Through this close collaboration, we learn which impurities matter, how storage at low temperature or under light impacts utility, and what new performance benchmarks are emerging across industries. Being plugged into both bench-level challenges and industrial project timelines positions us to adapt quickly, feed lessons learned back into our development cycle, and uncover opportunities to deliver new products that meet emerging demands in pharmaceuticals, fine chemicals, and electronics.
Too often, chemical manufacturing falls prey to the notion that any result above a set analytical purity will suit all users and applications. Decades spent producing compounds for both high-stakes regulatory pathways and aggressive development timelines have taught our team the dangers of “one size fits all.” Downstream impact ripples through each run of a campaign, driving costs, compliance duties, and worker safety requirements. By clarifying the intended use case and providing full-spectrum analysis, we reduce rework, improve planning, and support extended batch release protocols at our partners’ sites.

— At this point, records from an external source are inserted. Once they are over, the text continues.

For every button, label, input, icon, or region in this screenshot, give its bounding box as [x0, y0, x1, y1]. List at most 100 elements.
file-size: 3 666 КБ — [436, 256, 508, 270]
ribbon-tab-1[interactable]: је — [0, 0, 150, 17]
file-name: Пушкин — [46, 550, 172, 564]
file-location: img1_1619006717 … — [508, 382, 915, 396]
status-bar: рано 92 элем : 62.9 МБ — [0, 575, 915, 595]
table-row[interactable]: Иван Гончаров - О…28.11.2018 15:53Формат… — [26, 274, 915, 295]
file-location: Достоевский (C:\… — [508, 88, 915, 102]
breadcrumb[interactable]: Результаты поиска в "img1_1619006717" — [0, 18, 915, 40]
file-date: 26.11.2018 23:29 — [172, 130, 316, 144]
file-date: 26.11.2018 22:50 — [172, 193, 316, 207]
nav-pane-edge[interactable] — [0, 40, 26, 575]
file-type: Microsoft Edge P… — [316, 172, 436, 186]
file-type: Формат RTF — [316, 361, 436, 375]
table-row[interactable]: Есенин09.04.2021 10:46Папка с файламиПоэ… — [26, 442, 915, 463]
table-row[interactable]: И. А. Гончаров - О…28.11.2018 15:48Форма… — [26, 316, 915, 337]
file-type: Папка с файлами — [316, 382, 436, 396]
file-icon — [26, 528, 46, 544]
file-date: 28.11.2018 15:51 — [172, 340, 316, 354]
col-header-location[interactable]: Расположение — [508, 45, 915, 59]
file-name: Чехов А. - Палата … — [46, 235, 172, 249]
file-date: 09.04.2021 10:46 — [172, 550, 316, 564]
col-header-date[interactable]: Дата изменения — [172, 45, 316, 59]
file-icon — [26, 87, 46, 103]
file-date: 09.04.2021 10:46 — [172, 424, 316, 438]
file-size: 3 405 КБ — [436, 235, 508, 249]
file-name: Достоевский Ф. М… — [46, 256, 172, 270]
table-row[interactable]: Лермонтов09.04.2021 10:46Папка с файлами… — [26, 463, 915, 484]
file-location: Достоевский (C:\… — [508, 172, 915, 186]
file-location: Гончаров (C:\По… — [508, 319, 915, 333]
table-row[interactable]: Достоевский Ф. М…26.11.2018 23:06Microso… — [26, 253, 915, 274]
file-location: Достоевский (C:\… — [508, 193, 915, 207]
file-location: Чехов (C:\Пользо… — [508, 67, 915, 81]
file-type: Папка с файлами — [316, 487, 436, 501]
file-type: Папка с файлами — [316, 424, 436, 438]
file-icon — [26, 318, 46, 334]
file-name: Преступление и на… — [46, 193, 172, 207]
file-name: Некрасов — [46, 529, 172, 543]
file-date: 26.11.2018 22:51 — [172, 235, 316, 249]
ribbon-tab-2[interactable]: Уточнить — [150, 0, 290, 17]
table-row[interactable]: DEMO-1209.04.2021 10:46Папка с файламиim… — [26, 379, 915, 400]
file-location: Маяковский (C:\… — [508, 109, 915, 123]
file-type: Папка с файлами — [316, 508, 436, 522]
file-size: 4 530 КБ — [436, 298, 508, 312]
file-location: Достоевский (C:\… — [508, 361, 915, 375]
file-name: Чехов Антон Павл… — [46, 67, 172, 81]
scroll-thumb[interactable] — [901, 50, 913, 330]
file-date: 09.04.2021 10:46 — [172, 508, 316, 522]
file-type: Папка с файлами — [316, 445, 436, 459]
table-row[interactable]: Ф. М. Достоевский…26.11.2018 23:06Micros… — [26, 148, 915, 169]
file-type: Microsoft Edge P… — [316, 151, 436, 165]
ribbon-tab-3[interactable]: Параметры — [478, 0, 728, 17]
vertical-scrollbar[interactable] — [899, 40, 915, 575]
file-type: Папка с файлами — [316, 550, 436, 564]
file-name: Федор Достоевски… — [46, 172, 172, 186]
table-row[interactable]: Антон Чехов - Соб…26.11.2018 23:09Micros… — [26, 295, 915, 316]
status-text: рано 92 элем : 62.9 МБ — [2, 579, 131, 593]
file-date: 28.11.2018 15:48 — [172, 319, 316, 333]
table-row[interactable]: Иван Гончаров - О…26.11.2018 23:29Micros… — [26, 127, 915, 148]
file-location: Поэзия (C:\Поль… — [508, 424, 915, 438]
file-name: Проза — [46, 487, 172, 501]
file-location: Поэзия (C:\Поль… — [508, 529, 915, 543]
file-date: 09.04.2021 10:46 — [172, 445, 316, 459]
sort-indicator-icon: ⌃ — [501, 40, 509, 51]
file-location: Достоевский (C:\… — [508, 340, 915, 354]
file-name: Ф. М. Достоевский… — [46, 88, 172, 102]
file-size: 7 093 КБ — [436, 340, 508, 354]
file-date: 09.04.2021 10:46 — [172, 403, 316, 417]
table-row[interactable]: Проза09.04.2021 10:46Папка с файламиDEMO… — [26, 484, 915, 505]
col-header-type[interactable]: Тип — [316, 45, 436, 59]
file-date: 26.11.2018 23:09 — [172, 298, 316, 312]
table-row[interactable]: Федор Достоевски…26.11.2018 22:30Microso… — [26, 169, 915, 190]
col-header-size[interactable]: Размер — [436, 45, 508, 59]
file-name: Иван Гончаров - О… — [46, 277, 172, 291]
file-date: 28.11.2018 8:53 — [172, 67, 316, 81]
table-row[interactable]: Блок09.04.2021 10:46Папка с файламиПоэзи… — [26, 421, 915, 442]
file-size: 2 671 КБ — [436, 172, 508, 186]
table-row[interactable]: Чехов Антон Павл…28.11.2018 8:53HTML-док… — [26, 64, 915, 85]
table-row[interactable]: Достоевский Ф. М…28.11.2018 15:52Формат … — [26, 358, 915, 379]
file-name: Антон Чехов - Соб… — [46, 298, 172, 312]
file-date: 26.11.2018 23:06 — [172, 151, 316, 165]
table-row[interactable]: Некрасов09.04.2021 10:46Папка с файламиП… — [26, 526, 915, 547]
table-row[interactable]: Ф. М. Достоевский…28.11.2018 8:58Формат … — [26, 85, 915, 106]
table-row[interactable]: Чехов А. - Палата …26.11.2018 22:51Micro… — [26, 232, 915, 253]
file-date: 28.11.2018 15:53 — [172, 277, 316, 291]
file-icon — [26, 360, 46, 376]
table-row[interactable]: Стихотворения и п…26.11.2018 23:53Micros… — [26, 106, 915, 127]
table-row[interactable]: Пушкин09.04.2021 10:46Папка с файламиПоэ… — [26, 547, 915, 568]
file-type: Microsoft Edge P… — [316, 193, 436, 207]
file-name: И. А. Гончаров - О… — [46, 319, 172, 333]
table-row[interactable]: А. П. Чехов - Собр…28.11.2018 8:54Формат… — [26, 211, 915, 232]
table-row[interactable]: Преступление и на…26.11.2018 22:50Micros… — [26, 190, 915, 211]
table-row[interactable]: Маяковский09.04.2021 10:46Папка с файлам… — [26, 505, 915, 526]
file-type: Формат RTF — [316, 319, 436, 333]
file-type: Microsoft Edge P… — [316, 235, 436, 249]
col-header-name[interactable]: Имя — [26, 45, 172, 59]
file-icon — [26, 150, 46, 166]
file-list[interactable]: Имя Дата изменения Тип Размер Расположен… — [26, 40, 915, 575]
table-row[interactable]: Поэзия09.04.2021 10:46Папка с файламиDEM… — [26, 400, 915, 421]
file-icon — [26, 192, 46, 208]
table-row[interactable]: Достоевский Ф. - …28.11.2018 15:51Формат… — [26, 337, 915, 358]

All improvements to our manufacturing process begin with practical observation — a repeatedly missed shift on NMR, a comment from a technician about pack-out caking, or a report of inconsistent catalysis from a partner site. Having invested in on-floor analytics and batch-specific quality control, we catch issues others may overlook. We maintain a close connection between R&D synthesis, process control, and end-user needs, offering solutions to problems that only surface after dozens of runs, variable climate conditions, or scale-up changes. This relentless feedback between manufacturing, quality control, and synthetic users defines the real value in what leaves our reactors and packing lines.
The journey of 3-Methoxypyridine-5-Boronic Acid Pinacol Ester from idea to a staple warehouse stock took continued iteration, collaborative troubleshooting, and careful adjustment. While industry drivers point to growing needs for heterocyclic coupling partners and more robust intermediates, actual gains depend on product consistency, practical handling, and rigorous quality control. Multiple synthetic chemists share how our strict batch definitions, investment in dry-handling practices, and transparency on batch records save time and reduce project uncertainty.
In our view, chemical manufacturing only delivers true value when those using our products succeed in their goals. Every shipment reflects a cycle of ongoing improvement — higher batch consistency, faster analytic turnaround, greater transparency, and direct support for new demands as they emerge. As downstream applications shift toward more automated platforms, tighter regulatory expectations, and sustainability pressures, our approach will stay grounded in direct engagement, responsive adaptation, and honest assessment of what actually matters for safe, reliable large-scale chemistry.